For a multiplicative function $f$, show that we have \begin{equation}\sum_{n=1}^{\infty}\frac{f(n)}{n^s}=\prod_p\left(\sum_{\nu=0}^{\infty}\frac{f(p^{\nu})}{p^{\nu s}}\right).\end{equation}

My solution: Write $n$ as a product of distinct prime powers, i.e. $n=p_1^{\alpha_1}\times\cdots\times p_r^{\alpha_r}$. Then the LHS is the same as \begin{align}\sum_{n=1}^{\infty}\frac{f(n)}{n^s}&=\sum_{n=1}^{\infty}\frac{f(p_1^{\alpha_1}\times\cdots\times p_r^{\alpha_r})}{p_1^{\alpha_1s}\times\cdots\times p_r^{\alpha_rs}}\\&=\sum_{n=1}^{\infty}\left(\frac{f(p_1^{\alpha_1})}{p_1^{\alpha_1s}}\times\cdots\times\frac{f(p_r^{\alpha_r})}{p_r^{\alpha_rs}}\right)\\&=\sum_{n=1}^{\infty}\left(\prod_{i=1}^r\frac{f(p_i^{\alpha_i})}{p_i^{\alpha_is}}\right).\end{align}

This is quite close to what we want, but not quite. We need to justify swapping the sum and product (I assume this is by absolute convergence?). Furthermore the product is taken over primes from $i$ up to $r$ but I believe in the initial problem we want it to be taken over all primes. Can anyone help?

Answer 1

You want to show for any multiplicative function $f$, \begin{equation}\sum_{n=1}^{\infty}\frac{f(n)}{n^s}=\prod_p\left(\sum_{\nu=0}^{\infty}\frac{f(p^{\nu})}{p^{\nu s}}\right). \end{equation}

Your question about convergence is a good one. As stated, the equality is purely formal, in that it doesn't consider large $f$. What if $f$ is huge? For example, what if $f(p^k) = p^{k^2}$ (then extended multiplicatively)? Then neither side converges for any $s$.

Thus you either need to assume $f$ is small enough for the Dirichlet series to converge somewhere (in which case it actually converges absolutely somewhere, possibly for a slightly larger $s$; you can prove this on your own, or you can look up the topic of the abscissa of convergence and the abscissa of absolute convergence of Dirichlet series), or alternately make the proof for formal power series.

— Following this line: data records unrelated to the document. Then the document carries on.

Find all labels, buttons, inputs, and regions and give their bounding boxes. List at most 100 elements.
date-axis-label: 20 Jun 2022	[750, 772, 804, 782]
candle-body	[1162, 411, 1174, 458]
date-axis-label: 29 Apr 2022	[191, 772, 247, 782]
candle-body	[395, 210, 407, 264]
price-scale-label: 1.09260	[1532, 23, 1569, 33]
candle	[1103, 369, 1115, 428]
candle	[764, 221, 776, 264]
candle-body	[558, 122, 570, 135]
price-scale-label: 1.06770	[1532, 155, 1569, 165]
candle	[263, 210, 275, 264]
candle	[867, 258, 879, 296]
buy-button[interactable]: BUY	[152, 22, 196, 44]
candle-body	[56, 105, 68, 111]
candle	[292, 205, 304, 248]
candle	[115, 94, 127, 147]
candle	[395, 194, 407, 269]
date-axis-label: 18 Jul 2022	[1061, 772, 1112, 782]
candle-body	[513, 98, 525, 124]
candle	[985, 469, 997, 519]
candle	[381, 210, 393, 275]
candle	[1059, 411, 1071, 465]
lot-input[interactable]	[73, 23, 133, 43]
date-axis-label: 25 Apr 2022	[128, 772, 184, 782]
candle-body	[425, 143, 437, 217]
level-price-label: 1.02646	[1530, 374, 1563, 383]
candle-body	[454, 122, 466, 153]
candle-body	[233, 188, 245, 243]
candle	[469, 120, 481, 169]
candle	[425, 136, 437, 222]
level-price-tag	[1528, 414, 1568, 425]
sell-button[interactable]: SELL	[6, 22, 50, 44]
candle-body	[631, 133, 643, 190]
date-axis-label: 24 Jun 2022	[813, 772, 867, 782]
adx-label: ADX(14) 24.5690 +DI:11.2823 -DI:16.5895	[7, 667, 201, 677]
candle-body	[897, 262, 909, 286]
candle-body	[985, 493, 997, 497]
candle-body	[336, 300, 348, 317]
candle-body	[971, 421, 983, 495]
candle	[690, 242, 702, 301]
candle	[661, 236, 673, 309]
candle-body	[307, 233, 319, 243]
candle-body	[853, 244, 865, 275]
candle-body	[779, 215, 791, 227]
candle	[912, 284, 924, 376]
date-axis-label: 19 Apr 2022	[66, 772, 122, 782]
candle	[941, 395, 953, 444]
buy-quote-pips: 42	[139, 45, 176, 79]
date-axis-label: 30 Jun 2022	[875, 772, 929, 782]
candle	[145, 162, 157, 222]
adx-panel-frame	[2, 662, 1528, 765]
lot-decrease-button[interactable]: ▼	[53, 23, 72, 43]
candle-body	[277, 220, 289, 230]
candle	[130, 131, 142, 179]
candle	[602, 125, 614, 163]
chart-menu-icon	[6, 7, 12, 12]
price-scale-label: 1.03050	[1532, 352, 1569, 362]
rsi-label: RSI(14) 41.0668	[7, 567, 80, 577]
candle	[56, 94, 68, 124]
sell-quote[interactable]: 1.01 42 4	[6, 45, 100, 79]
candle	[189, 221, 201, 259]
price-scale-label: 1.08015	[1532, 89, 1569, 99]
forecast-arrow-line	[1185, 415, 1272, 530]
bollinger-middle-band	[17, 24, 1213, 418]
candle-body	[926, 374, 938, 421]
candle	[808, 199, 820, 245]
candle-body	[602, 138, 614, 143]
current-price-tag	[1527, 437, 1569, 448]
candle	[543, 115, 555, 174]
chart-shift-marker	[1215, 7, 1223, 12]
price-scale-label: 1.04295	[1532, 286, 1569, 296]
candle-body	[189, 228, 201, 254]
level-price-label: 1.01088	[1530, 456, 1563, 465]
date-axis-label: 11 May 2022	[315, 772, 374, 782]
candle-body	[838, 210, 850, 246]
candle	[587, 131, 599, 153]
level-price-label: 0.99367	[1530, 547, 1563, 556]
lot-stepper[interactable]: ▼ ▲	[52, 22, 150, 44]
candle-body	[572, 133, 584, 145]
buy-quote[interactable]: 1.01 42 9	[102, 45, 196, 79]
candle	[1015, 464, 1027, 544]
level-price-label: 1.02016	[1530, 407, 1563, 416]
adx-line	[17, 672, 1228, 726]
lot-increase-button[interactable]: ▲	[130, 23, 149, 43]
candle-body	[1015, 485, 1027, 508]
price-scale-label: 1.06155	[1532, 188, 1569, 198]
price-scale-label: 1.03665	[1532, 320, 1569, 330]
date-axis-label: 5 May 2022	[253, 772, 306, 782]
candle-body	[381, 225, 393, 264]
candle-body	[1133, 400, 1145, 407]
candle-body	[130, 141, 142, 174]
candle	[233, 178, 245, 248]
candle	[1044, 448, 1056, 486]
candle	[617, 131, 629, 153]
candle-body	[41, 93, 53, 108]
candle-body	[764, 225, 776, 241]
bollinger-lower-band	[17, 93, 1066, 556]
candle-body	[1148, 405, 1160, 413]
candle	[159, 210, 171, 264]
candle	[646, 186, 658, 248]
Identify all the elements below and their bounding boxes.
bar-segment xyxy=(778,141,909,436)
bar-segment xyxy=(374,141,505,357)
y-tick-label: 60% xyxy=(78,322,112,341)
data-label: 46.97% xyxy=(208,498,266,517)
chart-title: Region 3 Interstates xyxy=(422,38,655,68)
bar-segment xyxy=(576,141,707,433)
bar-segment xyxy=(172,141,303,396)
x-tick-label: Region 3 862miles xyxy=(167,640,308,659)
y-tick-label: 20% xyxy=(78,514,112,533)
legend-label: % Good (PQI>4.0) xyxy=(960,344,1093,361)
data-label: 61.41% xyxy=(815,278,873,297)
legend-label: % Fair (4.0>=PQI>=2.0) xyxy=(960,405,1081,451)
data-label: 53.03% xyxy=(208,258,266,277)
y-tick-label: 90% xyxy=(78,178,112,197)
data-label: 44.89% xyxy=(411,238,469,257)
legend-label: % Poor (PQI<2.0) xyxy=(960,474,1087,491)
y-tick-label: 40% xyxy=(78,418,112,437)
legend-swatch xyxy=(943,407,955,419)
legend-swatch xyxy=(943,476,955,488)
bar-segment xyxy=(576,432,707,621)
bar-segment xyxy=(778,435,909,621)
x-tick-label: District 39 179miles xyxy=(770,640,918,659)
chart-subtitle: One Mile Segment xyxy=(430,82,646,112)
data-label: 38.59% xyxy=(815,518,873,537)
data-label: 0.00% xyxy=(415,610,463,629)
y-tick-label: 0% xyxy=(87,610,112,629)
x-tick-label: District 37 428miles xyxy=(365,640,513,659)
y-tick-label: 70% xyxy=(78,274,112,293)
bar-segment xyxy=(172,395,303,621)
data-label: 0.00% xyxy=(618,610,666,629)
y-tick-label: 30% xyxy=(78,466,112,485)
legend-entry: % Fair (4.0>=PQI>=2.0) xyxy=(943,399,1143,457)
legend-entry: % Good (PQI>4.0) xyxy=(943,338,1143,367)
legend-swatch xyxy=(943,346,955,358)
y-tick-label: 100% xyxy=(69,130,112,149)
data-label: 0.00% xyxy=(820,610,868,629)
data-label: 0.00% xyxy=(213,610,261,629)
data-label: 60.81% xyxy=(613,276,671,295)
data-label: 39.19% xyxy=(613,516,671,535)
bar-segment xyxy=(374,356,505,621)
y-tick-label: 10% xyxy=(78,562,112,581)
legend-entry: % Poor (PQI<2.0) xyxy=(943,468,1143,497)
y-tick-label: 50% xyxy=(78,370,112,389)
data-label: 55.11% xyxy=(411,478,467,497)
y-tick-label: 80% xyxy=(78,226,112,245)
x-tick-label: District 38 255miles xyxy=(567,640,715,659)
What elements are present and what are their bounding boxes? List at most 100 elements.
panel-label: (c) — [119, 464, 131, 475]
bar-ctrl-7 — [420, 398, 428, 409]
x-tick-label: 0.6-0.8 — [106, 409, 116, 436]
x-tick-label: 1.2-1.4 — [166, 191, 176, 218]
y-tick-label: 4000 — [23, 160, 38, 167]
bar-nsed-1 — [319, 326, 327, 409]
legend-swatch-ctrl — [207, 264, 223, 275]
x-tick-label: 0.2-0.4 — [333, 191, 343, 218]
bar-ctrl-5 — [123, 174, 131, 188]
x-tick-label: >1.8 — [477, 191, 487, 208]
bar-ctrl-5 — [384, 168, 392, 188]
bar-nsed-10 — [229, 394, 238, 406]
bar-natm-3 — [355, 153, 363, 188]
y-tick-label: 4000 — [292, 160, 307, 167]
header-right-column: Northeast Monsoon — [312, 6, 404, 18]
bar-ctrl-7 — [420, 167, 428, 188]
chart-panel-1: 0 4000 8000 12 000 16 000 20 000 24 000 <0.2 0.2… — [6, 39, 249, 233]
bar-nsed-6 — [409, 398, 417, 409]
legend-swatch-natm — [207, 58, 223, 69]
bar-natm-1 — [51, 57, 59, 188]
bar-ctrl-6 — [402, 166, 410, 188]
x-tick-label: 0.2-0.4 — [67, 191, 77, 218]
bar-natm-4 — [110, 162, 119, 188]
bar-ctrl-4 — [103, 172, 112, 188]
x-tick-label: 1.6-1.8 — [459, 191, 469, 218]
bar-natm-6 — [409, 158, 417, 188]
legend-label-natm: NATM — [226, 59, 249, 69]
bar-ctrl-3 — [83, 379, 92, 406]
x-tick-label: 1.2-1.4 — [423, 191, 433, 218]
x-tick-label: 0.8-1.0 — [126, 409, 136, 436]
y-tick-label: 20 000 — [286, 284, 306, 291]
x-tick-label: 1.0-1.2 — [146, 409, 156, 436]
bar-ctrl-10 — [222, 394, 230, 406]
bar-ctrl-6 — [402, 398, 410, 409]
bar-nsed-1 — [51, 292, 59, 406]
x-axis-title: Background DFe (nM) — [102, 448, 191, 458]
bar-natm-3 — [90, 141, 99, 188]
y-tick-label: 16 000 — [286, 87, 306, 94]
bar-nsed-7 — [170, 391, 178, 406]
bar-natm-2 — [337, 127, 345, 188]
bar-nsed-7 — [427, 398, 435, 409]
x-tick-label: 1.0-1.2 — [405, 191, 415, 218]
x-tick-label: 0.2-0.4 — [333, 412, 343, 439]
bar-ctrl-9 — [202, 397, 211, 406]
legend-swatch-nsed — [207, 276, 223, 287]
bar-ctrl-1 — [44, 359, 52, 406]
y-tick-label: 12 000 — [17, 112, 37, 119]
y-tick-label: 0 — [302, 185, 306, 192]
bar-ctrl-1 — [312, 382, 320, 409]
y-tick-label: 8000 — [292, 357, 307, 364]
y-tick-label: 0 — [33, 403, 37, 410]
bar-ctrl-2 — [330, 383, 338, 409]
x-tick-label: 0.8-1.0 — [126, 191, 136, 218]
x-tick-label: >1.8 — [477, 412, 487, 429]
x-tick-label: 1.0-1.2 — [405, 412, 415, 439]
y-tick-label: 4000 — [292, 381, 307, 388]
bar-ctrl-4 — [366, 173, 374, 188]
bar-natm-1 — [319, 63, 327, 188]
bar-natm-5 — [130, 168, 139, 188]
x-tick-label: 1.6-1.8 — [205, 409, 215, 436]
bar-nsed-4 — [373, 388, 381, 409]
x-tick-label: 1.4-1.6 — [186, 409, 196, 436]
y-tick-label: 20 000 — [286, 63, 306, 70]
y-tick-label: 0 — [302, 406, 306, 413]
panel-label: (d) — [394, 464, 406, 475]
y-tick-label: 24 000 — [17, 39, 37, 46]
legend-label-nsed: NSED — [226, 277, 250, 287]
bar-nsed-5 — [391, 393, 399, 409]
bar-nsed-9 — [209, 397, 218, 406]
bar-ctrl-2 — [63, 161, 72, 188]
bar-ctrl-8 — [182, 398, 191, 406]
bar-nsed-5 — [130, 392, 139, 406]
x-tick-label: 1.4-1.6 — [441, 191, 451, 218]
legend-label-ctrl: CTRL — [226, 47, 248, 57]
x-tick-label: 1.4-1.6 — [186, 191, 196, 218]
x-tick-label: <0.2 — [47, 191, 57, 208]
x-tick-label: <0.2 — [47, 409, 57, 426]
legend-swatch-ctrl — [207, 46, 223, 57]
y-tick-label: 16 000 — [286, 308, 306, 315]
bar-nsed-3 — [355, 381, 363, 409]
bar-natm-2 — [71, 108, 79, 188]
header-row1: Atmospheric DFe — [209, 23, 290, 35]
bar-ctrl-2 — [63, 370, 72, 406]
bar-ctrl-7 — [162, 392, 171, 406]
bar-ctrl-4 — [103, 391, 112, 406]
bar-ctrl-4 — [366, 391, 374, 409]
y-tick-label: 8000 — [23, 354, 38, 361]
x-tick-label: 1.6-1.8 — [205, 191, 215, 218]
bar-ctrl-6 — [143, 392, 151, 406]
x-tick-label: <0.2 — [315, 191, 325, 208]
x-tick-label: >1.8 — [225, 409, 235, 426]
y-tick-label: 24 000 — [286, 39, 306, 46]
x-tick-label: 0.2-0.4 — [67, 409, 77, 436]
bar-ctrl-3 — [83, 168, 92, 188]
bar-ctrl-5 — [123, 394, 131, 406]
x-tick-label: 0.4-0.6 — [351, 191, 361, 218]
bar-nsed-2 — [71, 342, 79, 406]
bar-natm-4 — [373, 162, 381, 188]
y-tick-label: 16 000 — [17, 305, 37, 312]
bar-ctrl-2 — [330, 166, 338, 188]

My solution: Write $n$ as a product of distinct prime powers, i.e. $n=p_1^{\alpha_1}\times\cdots\times p_r^{\alpha_r}$. Then the LHS is the same as \begin{align}\sum_{n=1}^{\infty}\frac{f(n)}{n^s}&=\sum_{n=1}^{\infty}\frac{f(p_1^{\alpha_1}\times\cdots\times p_r^{\alpha_r})}{p_1^{\alpha_1s}\times\cdots\times p_r^{\alpha_rs}}\end{align}

You have assumed that every $n$ can be written as the same product $p_1^{\alpha_1} \cdots p_r^{\alpha_r}$. That is, you've assumed that every integer has the same unique prime factorization. Of course, this isn't true.

This is the source of your problem with the product going only up to $r$.